Dia mengulang namanya.
Sendi.
Aku mulai mengira-ngira bagaimana ejaanya. Candi, Cendi. Sendi, Sandi. Atau Sandy, Candy?
Saat dia ada di halaman sekolah, aku mengamatinya. Wajahnya putih, agak kurusan, tapi pipinya agak gembul. Hanya wajahnya memanjang jadi tidak terlalu terlihat gembulnya. jelasnya, kulit dan rambutnyayang agak tipis namun kecokelatan itu mengingatkan aku pada Fatar.
Bang Fatar. Keponakanku, yang sekarang berada di kelas 2 SD.
Aku mengamati si kecil ini sebelum mengetahui namanya. Ia duduk di antara tiang parkir sepeda. Aku meliriknya sambil tersenyum. Si kecil mulai memejamkan mata, sesekali. Lalu berkali, kali. Lagi, Fatar juga melakukan serupa. Beberapa kali aku mencuri pandang padanya, kulihat wajahnya tampak pucat. Lalu, tampak ia berusaha untuk menahan air matanya. Beberapa kali ia menggosok masanya dengan lengan. Lalu mata itu memerah.
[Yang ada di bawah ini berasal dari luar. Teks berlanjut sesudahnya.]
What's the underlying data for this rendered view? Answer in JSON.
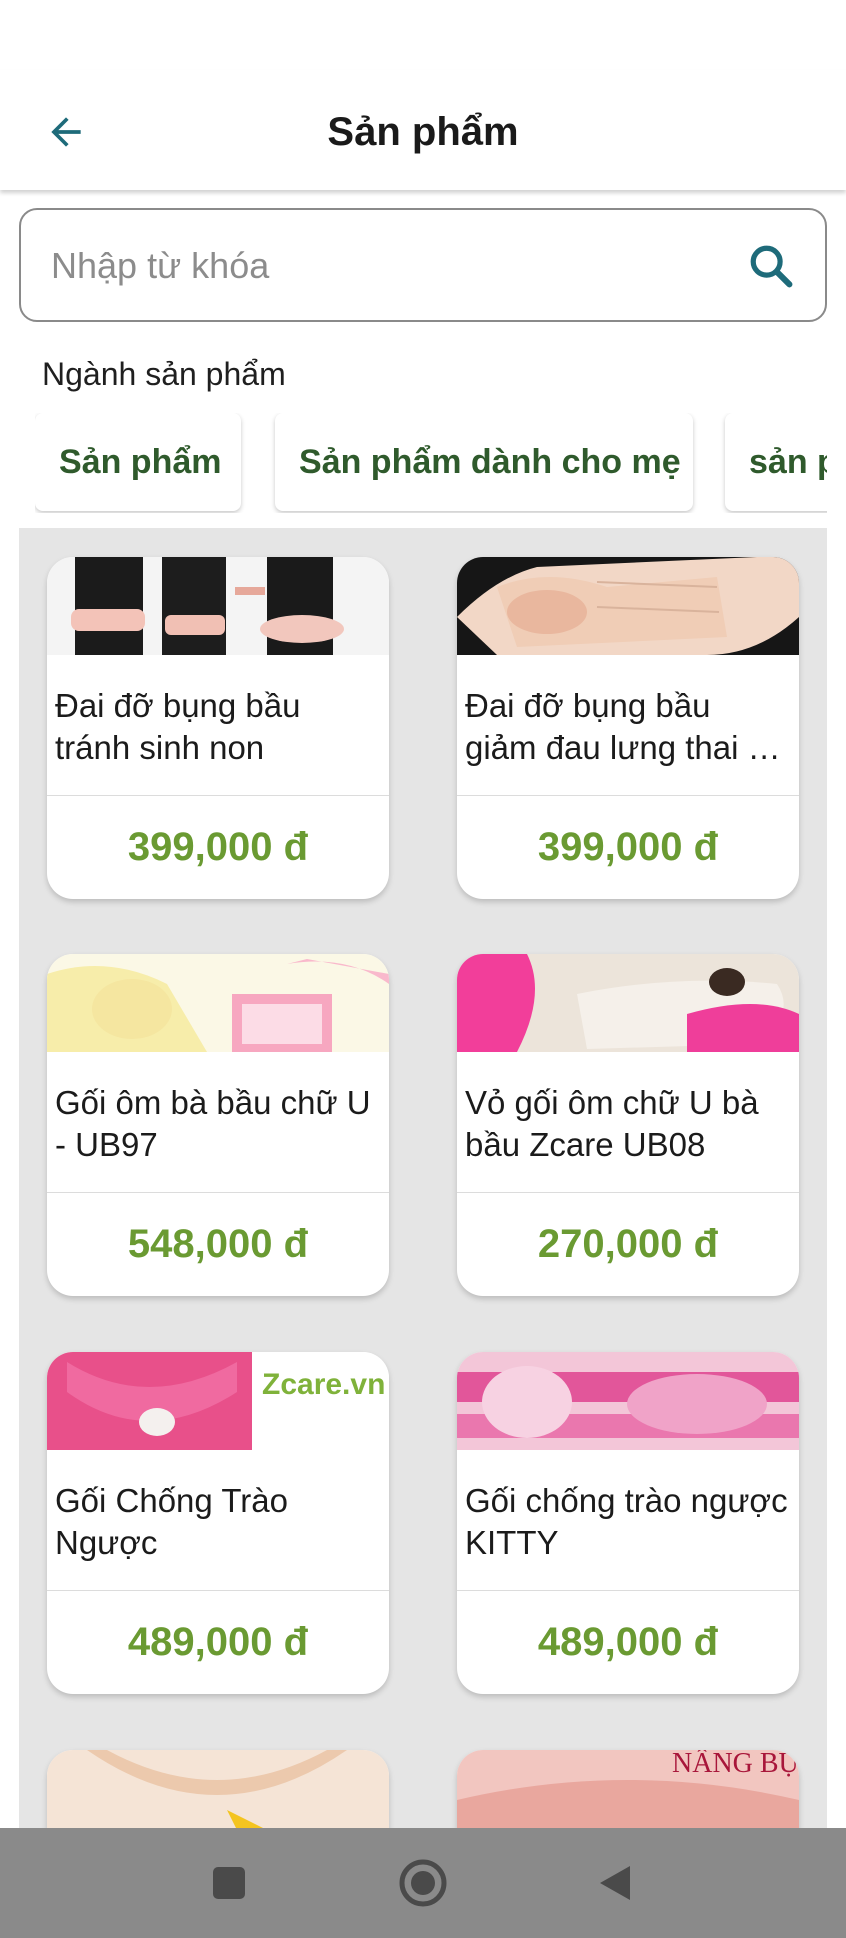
{
  "app_bar": {
    "title": "Sản phẩm",
    "back_icon": "arrow-left-icon"
  },
  "search": {
    "placeholder": "Nhập từ khóa",
    "icon": "search-icon"
  },
  "categories": {
    "label": "Ngành sản phẩm",
    "chips": [
      "Sản phẩm",
      "Sản phẩm dành cho mẹ",
      "sản p"
    ]
  },
  "products": [
    {
      "name": "Đai đỡ bụng bầu tránh sinh non",
      "price": "399,000 đ"
    },
    {
      "name": "Đai đỡ bụng bầu giảm đau lưng thai …",
      "price": "399,000 đ"
    },
    {
      "name": "Gối ôm bà bầu chữ U - UB97",
      "price": "548,000 đ"
    },
    {
      "name": "Vỏ gối ôm chữ U bà bầu Zcare UB08",
      "price": "270,000 đ"
    },
    {
      "name": "Gối Chống Trào Ngược",
      "price": "489,000 đ"
    },
    {
      "name": "Gối chống trào ngược KITTY",
      "price": "489,000 đ"
    }
  ],
  "image_text": {
    "zcare": "Zcare.vn",
    "nang_bung": "NÂNG BỤNG"
  },
  "colors": {
    "accent": "#1e6b7a",
    "price": "#6a9a32",
    "chip_text": "#2f5a2c",
    "grid_bg": "#e5e5e5",
    "nav_bar": "#8a8a8a"
  },
  "nav_bar": {
    "icons": [
      "square-icon",
      "circle-home-icon",
      "triangle-back-icon"
    ]
  }
}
Sejak merasakan dia pucat, aku sudah memeriksa kocek. Apakah aku membawa sedikit uang. Aku ingin membelikannya minum. Dan, aku merasa sedikit bersalah. Mungkin karena terlalu sering kulirik, dia merasa takut padaku.
Aku berjalan, menuju ruang kelas untuk melihat seseorang yang akan kujemput. Kulihat, dia masih mengerjakan tugas di kelasnya. Aku kembali menuju tempat menunggu, meloncati beberapa tangga. Di tempat yang sama kulihat, si kecil yang mirip Fatar masih merah matanya. Mungkin ia sudah bosan menunggu. Ia belum dijemput. Penjaga sekolah mencoba bertanya apa yang terjadi padanya, lalu dia bilang. "Tunggu dulu, pasti dijemput".
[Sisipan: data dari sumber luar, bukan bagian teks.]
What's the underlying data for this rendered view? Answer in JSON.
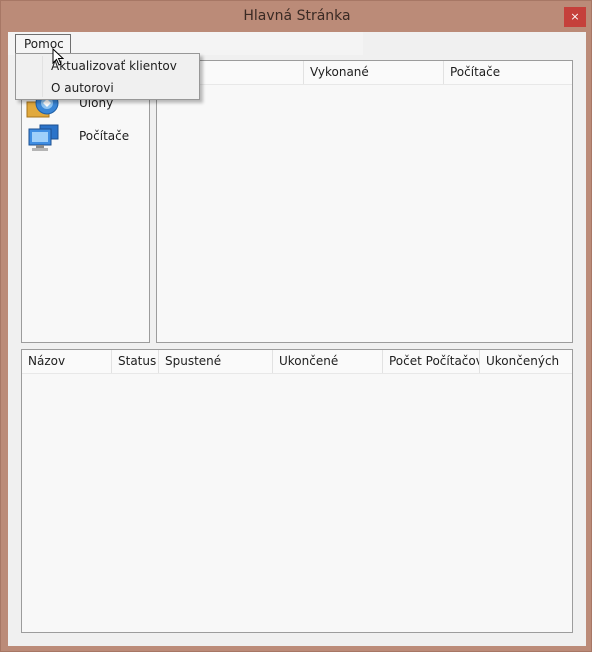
{
  "window": {
    "title": "Hlavná Stránka",
    "close_glyph": "×"
  },
  "menubar": {
    "pomoc": "Pomoc"
  },
  "dropdown": {
    "items": [
      "Aktualizovať klientov",
      "O autorovi"
    ]
  },
  "nav": {
    "items": [
      {
        "label": "Úlohy",
        "icon": "tasks-globe-icon"
      },
      {
        "label": "Počítače",
        "icon": "computers-icon"
      }
    ]
  },
  "upper_table": {
    "columns": [
      "",
      "Vykonané",
      "Počítače"
    ]
  },
  "lower_table": {
    "columns": [
      "Názov",
      "Status",
      "Spustené",
      "Ukončené",
      "Počet Počítačov",
      "Ukončených"
    ]
  },
  "colors": {
    "frame": "#bb8b78",
    "close": "#c5403b",
    "client": "#f0f0f0"
  }
}
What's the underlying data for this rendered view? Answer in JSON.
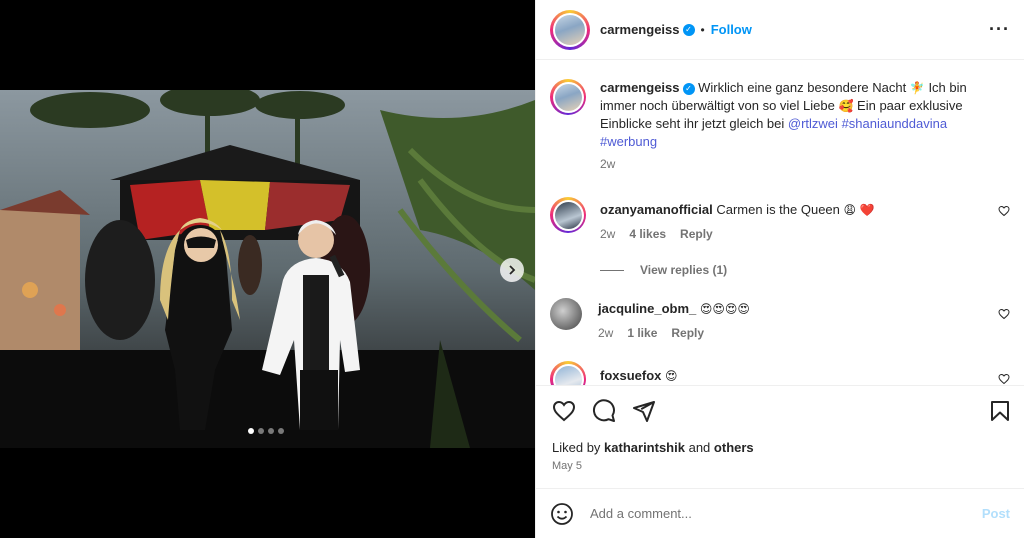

Aku berdiri didekatnya. Lalu dengan satu langkah sebelah kanan, aku berhasil mendekati Sa(e)ndy.
Kenapa menangis?
Sa(e)ndy tidak menjawab.
Ayo beli minum? aku tersenyum, mengajaknya dengan memegang bahunya. Horee Sa(e)ndy tidak berteriak. Pikiranku yang kalut tadi ternyata tidak terjadi. Aku khawatir jika kudekati anak ini malah berlari, semakin menangis, dan berteriaaak pencuuuuliiiiiiiiiiiiiiiiiik atau nenek sihiiiiiiir.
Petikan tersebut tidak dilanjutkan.